If 87% of the pests that came from cotton bolls collected in Yuma on September 6 were entering diapause, then we can assume that the field pests had been entering diapause for at least the previous 2 weeks. It has been widely assumed that no diapausing larvae are collected on September 1 and up to 50% diapausing pests have been reported from collections on September 25 in normal years. (Figure 1 shows normally expected diapause curves from the literature as solid lines. Our results suggest a much earlier diapause, indicated as a dashed line.)
To rationalize these results, first keep in mind that entrance into diapause is based not just on day length, but on temperature and the cotton plant's general nutritional condition as well. Larvae developing in the field are constantly undergoing temperature cycles since the temperature inside the cotton boll is about 2°C (4°F) below that of ambient. Therefore, the pink bollworm would be expected to be subject to the maximum and minimum swings of daily temperature.

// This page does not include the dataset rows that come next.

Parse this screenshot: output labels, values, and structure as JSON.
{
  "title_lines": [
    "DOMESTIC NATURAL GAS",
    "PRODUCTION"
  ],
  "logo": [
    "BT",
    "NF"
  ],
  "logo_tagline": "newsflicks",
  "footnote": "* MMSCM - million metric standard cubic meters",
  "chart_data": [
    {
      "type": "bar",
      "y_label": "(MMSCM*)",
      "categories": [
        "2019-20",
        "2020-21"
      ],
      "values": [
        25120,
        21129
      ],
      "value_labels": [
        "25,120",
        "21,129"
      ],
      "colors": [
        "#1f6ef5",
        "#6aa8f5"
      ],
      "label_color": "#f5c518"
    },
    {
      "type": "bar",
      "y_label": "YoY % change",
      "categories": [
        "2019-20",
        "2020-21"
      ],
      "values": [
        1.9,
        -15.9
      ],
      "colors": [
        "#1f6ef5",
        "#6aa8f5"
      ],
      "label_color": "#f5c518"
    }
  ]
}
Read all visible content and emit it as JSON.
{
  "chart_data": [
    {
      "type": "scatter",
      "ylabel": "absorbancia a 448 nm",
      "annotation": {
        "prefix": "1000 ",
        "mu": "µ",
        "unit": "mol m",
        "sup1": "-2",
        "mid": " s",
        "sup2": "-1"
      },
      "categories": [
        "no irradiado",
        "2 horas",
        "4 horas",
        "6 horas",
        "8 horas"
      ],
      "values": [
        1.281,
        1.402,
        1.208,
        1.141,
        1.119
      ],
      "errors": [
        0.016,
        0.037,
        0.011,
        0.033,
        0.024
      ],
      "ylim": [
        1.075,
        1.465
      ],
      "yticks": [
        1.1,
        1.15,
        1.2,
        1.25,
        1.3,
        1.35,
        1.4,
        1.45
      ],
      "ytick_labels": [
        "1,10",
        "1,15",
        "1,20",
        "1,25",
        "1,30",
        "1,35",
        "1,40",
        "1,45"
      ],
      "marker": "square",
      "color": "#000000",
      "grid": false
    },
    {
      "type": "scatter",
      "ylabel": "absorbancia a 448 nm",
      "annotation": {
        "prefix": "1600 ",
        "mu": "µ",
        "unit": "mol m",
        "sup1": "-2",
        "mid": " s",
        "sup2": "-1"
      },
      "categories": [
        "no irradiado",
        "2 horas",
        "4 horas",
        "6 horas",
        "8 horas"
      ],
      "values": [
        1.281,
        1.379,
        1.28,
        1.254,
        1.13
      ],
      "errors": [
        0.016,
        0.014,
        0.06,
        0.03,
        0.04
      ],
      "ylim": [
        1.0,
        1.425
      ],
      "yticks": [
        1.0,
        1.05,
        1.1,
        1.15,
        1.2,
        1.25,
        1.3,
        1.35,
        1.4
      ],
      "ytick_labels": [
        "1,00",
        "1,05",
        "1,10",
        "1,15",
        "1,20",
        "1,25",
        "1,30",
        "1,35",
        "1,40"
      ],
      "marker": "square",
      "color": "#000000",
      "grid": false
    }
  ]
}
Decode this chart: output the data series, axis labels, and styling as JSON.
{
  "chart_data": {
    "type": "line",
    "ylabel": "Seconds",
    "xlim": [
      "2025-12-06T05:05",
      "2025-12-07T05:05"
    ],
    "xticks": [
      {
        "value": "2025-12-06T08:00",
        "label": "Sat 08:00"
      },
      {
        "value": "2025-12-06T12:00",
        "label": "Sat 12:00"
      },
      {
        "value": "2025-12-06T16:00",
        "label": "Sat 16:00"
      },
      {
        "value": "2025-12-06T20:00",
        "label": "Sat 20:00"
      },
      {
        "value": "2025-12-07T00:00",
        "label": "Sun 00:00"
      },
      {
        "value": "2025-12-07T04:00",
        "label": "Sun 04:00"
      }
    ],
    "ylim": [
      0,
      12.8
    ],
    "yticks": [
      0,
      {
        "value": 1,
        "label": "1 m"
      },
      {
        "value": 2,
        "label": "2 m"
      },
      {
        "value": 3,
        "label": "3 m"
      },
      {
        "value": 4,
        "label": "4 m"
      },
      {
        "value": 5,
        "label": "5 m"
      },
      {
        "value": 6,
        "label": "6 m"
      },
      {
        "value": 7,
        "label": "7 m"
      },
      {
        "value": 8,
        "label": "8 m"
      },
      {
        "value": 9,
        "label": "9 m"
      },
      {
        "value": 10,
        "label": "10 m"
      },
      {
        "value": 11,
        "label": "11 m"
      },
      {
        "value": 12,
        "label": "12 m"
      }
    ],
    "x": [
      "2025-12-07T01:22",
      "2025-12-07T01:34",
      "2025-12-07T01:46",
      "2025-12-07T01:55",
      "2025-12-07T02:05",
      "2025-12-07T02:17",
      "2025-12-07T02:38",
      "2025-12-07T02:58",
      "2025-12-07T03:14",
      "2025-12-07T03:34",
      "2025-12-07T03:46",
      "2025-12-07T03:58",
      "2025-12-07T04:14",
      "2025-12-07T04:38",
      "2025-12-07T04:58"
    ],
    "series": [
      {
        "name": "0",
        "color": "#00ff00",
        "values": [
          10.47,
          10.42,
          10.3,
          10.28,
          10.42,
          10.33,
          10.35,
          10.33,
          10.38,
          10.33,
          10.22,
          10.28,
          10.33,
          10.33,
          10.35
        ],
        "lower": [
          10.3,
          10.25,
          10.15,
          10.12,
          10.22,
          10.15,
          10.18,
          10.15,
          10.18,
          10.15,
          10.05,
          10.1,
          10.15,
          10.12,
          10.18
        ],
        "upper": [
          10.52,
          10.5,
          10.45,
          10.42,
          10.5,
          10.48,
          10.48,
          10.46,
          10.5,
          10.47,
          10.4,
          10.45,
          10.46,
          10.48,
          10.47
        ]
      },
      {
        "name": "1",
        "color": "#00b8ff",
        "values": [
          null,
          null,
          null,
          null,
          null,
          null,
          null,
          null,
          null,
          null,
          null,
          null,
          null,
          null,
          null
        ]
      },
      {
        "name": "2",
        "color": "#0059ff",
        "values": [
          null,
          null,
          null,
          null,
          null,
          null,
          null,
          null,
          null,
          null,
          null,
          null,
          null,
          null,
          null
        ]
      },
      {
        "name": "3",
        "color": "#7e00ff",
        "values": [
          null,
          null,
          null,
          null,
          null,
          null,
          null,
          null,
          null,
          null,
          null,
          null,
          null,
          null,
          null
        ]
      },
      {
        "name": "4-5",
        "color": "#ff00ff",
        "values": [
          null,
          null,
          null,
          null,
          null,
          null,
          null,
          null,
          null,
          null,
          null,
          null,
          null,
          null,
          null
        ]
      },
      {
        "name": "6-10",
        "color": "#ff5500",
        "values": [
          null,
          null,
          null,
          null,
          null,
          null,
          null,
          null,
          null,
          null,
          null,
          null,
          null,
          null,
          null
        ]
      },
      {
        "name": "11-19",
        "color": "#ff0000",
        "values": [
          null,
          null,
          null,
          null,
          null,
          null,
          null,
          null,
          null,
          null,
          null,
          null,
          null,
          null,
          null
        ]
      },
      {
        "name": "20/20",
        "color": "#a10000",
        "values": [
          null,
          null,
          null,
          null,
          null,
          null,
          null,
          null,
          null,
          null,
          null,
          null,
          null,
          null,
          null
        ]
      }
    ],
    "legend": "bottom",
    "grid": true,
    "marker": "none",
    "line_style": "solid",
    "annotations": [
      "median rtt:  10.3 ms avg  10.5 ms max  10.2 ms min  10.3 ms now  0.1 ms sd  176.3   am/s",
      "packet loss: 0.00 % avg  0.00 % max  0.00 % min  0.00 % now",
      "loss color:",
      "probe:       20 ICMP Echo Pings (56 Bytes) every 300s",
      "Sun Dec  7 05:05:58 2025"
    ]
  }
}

A second element, recognized only recently, has been the adverse effect of whitefly (Bemisia tabaci) infestations on the cotton plant. During the 1991 growing season, many cotton plants were seen to defoliate in Southern California and Arizona, in some cases well in advance of fall. It was generally assumed then that the whitefly was responsible for the defoliation.
Such defoliation, regardless of cause, could explain the occurrence of early diapause in pink bollworm in 1991 and 1992. During the 1992 growing season, it was noted that whitefly-associated defoliation occurred as much as a month earlier than in the previous year. If defoliation events are occurring sooner, it becomes even more vital to accurately determine the onset of fall or late-summer diapause in pink bollworm, since a short-season strategy based on September 1 defoliation would allow significant diapause larvae to develop, depending on how much stress was induced on the cotton plants during the growing season. A suggested diapause curve was added to figure 1 as a dashed line to indicate what would be expected of a cotton field with heavy whitefly pressure.
An effort was mounted midway during the 1991 cotton-growing season by some growers and entomologists to delay the September termination date by 2 weeks (from September 1 to September 15), based largely on published accounts of the traditional measurements of diapause and on more recent repetitions of those measurements.
Results of the improved testing method reported here clearly show that overwintering populations not only would drastically increase if the termination date were delayed, but that the existing population will not go below a certain minimal number, even with continued use of the existing September 1 termination date.
Research reported here was supported entirely by funds from the California Cotton Pest Control Board.